Last year, the Virgin Islands agreed to build a new factory through a public-private partnership with Diageo, the producers of Captain Morgan. The funds for the new project come from the rebated revenue. Puerto Rico,where the current plant resides, is attempting to block this funding by placing caps on the amount that can be reinvested into the industry.

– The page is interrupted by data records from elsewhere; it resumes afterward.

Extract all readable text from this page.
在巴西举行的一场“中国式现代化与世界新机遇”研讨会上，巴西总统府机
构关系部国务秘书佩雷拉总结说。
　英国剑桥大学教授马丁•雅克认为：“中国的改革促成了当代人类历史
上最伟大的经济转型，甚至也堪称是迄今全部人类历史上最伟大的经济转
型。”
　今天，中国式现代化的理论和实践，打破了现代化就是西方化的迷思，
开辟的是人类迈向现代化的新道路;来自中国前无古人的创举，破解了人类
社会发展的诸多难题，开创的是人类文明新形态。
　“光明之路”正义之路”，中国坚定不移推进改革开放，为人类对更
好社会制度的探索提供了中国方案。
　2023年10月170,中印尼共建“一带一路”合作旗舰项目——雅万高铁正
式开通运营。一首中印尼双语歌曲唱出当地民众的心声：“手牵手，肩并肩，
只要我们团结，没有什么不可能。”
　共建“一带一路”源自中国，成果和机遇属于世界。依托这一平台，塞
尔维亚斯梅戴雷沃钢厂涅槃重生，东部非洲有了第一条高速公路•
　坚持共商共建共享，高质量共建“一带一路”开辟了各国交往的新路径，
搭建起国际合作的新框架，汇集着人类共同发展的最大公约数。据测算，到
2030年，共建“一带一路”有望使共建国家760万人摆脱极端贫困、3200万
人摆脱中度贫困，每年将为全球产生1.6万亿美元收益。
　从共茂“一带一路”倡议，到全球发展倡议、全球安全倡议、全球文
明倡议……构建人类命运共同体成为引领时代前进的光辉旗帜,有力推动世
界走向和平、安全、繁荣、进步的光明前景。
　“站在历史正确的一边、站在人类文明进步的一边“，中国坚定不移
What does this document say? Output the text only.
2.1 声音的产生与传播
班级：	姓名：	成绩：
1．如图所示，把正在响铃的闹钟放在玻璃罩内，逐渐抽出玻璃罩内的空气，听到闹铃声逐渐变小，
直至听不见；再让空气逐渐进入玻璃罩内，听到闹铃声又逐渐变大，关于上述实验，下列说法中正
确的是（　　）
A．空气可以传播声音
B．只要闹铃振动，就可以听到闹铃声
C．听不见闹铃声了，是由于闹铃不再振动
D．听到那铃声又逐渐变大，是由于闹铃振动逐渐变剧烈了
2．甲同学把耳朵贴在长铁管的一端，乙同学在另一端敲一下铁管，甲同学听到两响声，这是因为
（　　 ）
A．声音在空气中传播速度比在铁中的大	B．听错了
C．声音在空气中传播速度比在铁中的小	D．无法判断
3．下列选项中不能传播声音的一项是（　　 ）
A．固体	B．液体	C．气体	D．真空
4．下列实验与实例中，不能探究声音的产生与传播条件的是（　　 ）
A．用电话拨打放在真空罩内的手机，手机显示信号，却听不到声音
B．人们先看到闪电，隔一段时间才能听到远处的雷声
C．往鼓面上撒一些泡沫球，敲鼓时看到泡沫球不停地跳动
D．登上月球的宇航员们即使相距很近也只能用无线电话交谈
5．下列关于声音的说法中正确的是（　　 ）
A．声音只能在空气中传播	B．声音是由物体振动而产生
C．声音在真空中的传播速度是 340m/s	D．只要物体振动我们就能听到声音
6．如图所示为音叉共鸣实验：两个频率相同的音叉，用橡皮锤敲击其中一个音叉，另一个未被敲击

It’s difficult to know where to begin a critique of such a policy. The excise tax on alcohol is most often justified as a moral argument against the personal ills of overconsumption (i.e. health effects) and costs to others (i.e. drunk driving). Thus the tax acts as a deterrent. This logic breaks down when the taxes go back into subsidizing the same product. We could then hope that this policy would be a net wash. The consumer is taxed, but that tax just ends up as a subsidy that lowers the cost of production. Thus, it would be a zero sum game of taxes and subsidies. This is not the case however. Both Puerto Rico and the Virgin Islands have engaged lobbyists who will eat away the value of this subsidy. This type of rent seeking competition actually creates a negative sum game as both territories use the political process to attract and retain business.
It’s seems as if Puerto Rico and the Virgin Islands have taken a lesson from Captain Morgan’s book and decided to raid the taxpayers’ wallets.